Citigroup Inc. (NYSE:C) analysts and investors are contraction their focus on the bank’s massive Deferred Tax Asset (DTA), which is increasing in spite of three successive years of profits. Citigroup must produce enough profits to make use of the credits earlier than they expire because the DTA reveals losses and other deductions that get transformed to tax credits, a matter that is a source anxiety among some followers of the stock.
John Gerspach, CFO Citigroup when asked about the issue on Tuesday after he noted that out of bank’s $151 billion, $40 billion is in tangible common equity must be used to support the DTA and so cannot be tot up for regulatory function under the rules known as Basel III.
Neither can the $40 billion be used to generate a return. Citigroup earned a 10.7% return on its remaining $111 billion in tangible common equity in 2012, so if it could have earned that return on the other $40 billion, it could have improved earnings by $4.28 billion.
According to an independent tax consultant, Robert Willens, the DTA has increase to $55 billion, up from $38 billion and $50 billion in 2009 and 2010 respectively.
All the analysts and investors who are following Citigroup are more and more concerned to this view.
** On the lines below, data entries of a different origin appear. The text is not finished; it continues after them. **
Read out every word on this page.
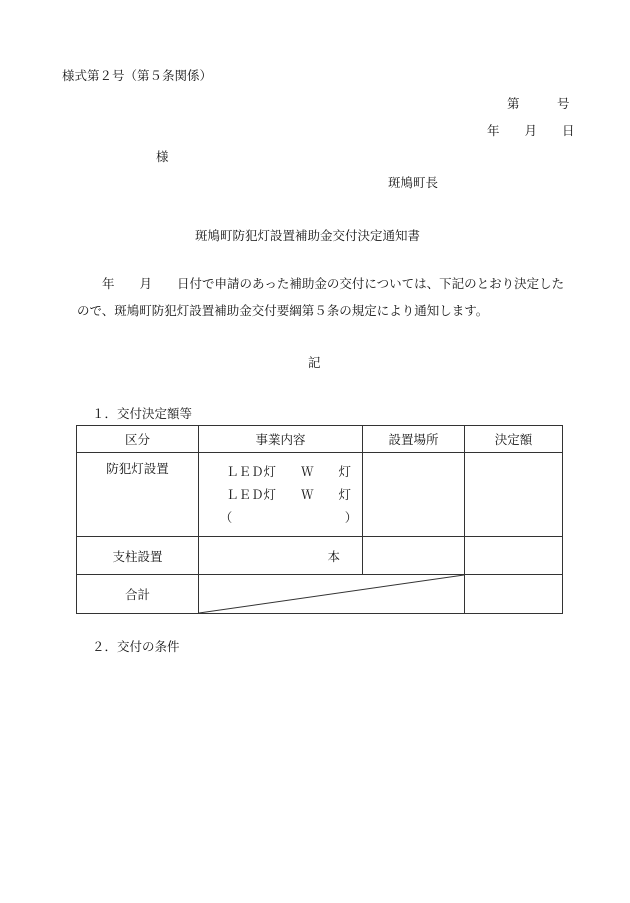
様式第２号（第５条関係）
第　　　号
年　　月　　日
様
斑鳩町長
斑鳩町防犯灯設置補助金交付決定通知書
年　　月　　日付で申請のあった補助金の交付については、下記のとおり決定したので、斑鳩町防犯灯設置補助金交付要綱第５条の規定により通知します。
記
１．交付決定額等
区分	事業内容	設置場所	決定額
防犯灯設置	ＬＥＤ灯　　Ｗ　　灯
ＬＥＤ灯　　Ｗ　　灯
（　　　　　　　　　）		

支柱設置	本		
合計	

２．交付の条件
Mike Mayo CLSA analyst began advising Citigroup in October for the first time in years after the board’s ouster of CEO Vikram Pandit.
Even he had been one of an outspoken critic of Citigroup’s decisions, he even advise them not to take a valuation allowance, in a January conference call where he called that “water under the bridge.”
Moshe Orenbuch Credit Suisse analyst, argued in a note, if the bank could make use of its DTA through earnings then Citigroup bulls would be happiest, and said that Citi “is better positioned to utilize its DTA in 2013.